Massive Cuba Layoffs to Continue

Cuban workers will once again march in support of the government on May 1st. The only union federation, the CTC, supports the plan to continue massive layoffs. Photo: Bill Hackwell

HAVANA TIMES, April 27 — The Cuban government projects to lay off 170,000 workers this year as part of a reorganization plan aimed at “updating” the island’s socio-economic system, according to a news report on national television on Thursday.

The current process is “more realistic than the one launched last year,” said outspoken journalist Ariel Terrero, who specializes in economic issues.

He was speaking on his weekly news magazine program “Buenos Dias.”

During his report, it was learned that more than 370,000 Cubans have turned to non-state forms of employment since the beginning of this drive by the government in October 2010.

It is expected that by the end of the year, that year this figure will reach 600,000.

Large scale layoffs are a keystone of the government’s attempt to rescue the depressed economy.  The only labor union federation, the CTC, fully supports the layoff program.

 

2 thoughts on “Massive Cuba Layoffs to Continue

  • There is a silver lining to this dark cloud, but only if the “labor movement” sees it and takes advantage of it.

    If we assume that most or all of the laid-off workers were redundant–i.e., not needed–in their former positions, then we can assume, as well, that they are now free to find, or create positions that are needed, to produce goods and services for the nation. This means that they are now able to form various worker-owned industrial and commercial cooperatives on the Mondragon cooperative corporation model.

    This could mean enormous good for Cuba and for the refinement or perfection of the Cuban socialist model.

    There seem to be two missing factors in the equation. First, neither the state nor the CTC appear to be taking account of his silver lining, and moving to take advantage of it. This is puzzling, but perhaps it is due to the inertia inherent in the old concept of the state owning everything productive.

    Second, there does not seem to be any consciousness of the critical necessity of the “cooperative entrepreneur.” This is the enterprise leader who is necessary to make a corrected form of socialism functional under socialist state power.

    Such an entrepreneur is simply the person or group of persons who have the vision to see a real need in the community, and the courage to organize a cooperative enterprise to satisfy that need. (Such a person or group of persons might, or might not be members of the PCC.)
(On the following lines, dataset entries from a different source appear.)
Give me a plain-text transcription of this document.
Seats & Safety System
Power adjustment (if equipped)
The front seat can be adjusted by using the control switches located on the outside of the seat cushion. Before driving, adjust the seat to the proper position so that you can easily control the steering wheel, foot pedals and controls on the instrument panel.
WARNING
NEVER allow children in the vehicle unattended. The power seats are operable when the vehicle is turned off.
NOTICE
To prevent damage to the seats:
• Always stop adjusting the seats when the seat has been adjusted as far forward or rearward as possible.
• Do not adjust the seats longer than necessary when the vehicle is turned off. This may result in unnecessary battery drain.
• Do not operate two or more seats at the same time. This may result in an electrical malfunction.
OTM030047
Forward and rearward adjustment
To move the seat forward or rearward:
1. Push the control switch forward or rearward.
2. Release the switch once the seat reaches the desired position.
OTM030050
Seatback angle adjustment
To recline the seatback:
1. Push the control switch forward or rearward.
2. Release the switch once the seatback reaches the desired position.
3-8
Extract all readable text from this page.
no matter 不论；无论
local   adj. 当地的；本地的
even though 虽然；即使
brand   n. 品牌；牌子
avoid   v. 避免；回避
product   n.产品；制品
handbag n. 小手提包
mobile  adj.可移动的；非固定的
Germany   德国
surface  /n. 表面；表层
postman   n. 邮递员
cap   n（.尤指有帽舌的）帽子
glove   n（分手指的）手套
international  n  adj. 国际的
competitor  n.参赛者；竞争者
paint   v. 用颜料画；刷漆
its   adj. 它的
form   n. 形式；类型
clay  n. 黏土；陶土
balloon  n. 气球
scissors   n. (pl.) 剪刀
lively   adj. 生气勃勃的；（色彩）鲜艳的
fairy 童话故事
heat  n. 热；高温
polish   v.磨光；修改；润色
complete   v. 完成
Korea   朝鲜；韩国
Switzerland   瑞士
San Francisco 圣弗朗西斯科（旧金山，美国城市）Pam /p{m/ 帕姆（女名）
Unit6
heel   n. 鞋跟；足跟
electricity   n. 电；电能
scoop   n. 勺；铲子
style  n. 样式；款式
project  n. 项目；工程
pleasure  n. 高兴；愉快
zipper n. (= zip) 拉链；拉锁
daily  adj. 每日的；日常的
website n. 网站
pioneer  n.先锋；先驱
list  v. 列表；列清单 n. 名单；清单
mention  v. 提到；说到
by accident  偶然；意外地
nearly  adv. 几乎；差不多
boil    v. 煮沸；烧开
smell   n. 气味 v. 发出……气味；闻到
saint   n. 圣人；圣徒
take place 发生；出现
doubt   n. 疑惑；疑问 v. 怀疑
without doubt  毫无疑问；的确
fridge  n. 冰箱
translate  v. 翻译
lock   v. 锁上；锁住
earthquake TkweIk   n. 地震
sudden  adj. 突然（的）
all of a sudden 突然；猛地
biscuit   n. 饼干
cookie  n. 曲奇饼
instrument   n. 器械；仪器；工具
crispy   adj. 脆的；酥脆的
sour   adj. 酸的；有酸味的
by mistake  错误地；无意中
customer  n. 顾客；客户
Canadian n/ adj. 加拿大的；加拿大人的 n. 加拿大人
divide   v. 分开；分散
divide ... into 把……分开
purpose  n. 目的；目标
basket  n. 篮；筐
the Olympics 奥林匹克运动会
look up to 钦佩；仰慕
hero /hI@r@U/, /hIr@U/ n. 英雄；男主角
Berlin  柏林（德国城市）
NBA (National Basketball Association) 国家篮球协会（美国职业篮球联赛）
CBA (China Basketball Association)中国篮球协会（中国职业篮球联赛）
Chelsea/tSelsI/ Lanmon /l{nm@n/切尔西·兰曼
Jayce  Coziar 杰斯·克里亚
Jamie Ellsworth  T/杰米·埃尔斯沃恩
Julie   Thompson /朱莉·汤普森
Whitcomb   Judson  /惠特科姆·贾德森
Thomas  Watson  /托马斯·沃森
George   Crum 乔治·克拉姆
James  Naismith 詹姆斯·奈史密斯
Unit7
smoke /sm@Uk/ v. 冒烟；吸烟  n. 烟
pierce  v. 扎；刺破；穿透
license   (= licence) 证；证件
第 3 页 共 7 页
    A cooperative entrepreneur, in order to combine material and moral incentives and get the job done, should make slightly more money than other cooperative associates. The differential should be great enough to create incentive, but not great enough to separate the enterprise leader culturally or socially from other enterprise associates.

    This pay, or quarterly profit differential is not a moral question, so much as a practical question. Material incentives are quite necessary under socialism for all workers, but especially so for the leading associates who must use their genius and guts to create new enterprise.

  • Cuba appears to have adopted the very “austerity” policy of laying off public sector employees as have various distressed European countries as well as states and municipalities in the US. The only difference being that Cuban “self-employed” would in the latter cases by designated “unemployed.”